Fair use in publishing: A Society for Cinema & Media Studies Report
As I’ve mentioned previously, I’m on the SCMS Public Policy Committee and one of our main initiatives is to draft formal policy statements on how cinema & media scholars deal with copyright and fair use. Two years ago we released a best practices document outlining guidelines for teaching and pedagogy. Now I’m happy to announce the second document: “Society for Cinema and Media Studies’ Statement of Fair Use Best Practices for Film & Media Studies Publishing.”

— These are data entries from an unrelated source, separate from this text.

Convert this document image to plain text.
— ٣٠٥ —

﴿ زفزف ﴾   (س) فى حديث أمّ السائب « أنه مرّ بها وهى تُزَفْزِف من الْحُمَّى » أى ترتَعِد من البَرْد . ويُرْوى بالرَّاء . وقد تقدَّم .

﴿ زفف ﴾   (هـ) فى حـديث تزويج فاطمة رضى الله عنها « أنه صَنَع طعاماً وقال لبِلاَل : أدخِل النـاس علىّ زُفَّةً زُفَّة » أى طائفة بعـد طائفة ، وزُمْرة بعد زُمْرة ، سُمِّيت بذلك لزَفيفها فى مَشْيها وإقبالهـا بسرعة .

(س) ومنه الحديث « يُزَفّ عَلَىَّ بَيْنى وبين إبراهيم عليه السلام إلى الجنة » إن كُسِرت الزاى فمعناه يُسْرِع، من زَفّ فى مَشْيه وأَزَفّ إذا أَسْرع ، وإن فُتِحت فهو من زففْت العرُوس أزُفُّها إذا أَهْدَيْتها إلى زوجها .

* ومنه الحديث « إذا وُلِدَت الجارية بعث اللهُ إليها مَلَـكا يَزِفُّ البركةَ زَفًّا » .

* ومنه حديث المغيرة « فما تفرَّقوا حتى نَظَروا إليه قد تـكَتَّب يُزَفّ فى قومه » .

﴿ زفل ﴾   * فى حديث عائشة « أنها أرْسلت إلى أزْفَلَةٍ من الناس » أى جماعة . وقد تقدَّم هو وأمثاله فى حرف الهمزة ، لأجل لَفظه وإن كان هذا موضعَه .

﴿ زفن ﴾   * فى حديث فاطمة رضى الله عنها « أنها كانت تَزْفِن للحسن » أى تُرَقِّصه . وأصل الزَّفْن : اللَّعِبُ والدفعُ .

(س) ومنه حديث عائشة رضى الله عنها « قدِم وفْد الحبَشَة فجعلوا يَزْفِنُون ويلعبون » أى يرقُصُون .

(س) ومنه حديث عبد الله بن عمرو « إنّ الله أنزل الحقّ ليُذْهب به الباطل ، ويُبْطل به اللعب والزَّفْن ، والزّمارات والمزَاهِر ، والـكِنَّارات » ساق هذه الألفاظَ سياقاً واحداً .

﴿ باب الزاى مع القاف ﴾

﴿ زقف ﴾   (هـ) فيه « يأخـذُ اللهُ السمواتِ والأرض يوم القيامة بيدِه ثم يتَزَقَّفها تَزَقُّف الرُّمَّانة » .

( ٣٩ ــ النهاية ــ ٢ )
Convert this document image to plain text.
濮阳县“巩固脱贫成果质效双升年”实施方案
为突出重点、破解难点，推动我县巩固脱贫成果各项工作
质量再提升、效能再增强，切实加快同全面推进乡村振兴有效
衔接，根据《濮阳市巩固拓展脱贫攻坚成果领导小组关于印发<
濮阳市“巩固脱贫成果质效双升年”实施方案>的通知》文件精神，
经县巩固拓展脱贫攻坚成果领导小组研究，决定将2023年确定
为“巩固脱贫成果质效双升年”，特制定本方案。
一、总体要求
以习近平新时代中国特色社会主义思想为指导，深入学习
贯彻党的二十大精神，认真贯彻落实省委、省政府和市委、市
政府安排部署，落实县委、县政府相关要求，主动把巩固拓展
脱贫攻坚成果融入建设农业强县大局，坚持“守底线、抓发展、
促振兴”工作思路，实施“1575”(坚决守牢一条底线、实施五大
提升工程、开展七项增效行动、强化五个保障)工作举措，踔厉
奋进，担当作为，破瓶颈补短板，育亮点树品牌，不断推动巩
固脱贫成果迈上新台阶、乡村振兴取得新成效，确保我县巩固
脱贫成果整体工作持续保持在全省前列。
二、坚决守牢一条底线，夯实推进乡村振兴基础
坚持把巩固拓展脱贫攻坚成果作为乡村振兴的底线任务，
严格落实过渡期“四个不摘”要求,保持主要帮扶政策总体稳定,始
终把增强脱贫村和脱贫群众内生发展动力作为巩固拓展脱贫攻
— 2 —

One of the important points that this new document makes is that the scholarly community believes that using copyrighted material in digital publications and bundled multimedia supplements for academic commentary or pedagogy is transformative, and thus constitutes fair use. A number of scholars I know have worked on projects that have been curtailed by publishers because of concerns that the innovative ways that they reuse and integrate copyright media will require permissions and licensing. While the SCMS statement is not a legally binding document, we hope that it will empower scholars, artists, and publishers to take a more open approach to fair use, and provide backing for experimentation and risk-taking.
Please share the report (which is Creative Commons licensed) broadly, especially to editors and publishers who often serve as unintentional policy-makers for such decisions. If anyone has any questions on this report or related issues, post them here and I’ll try to find an answer.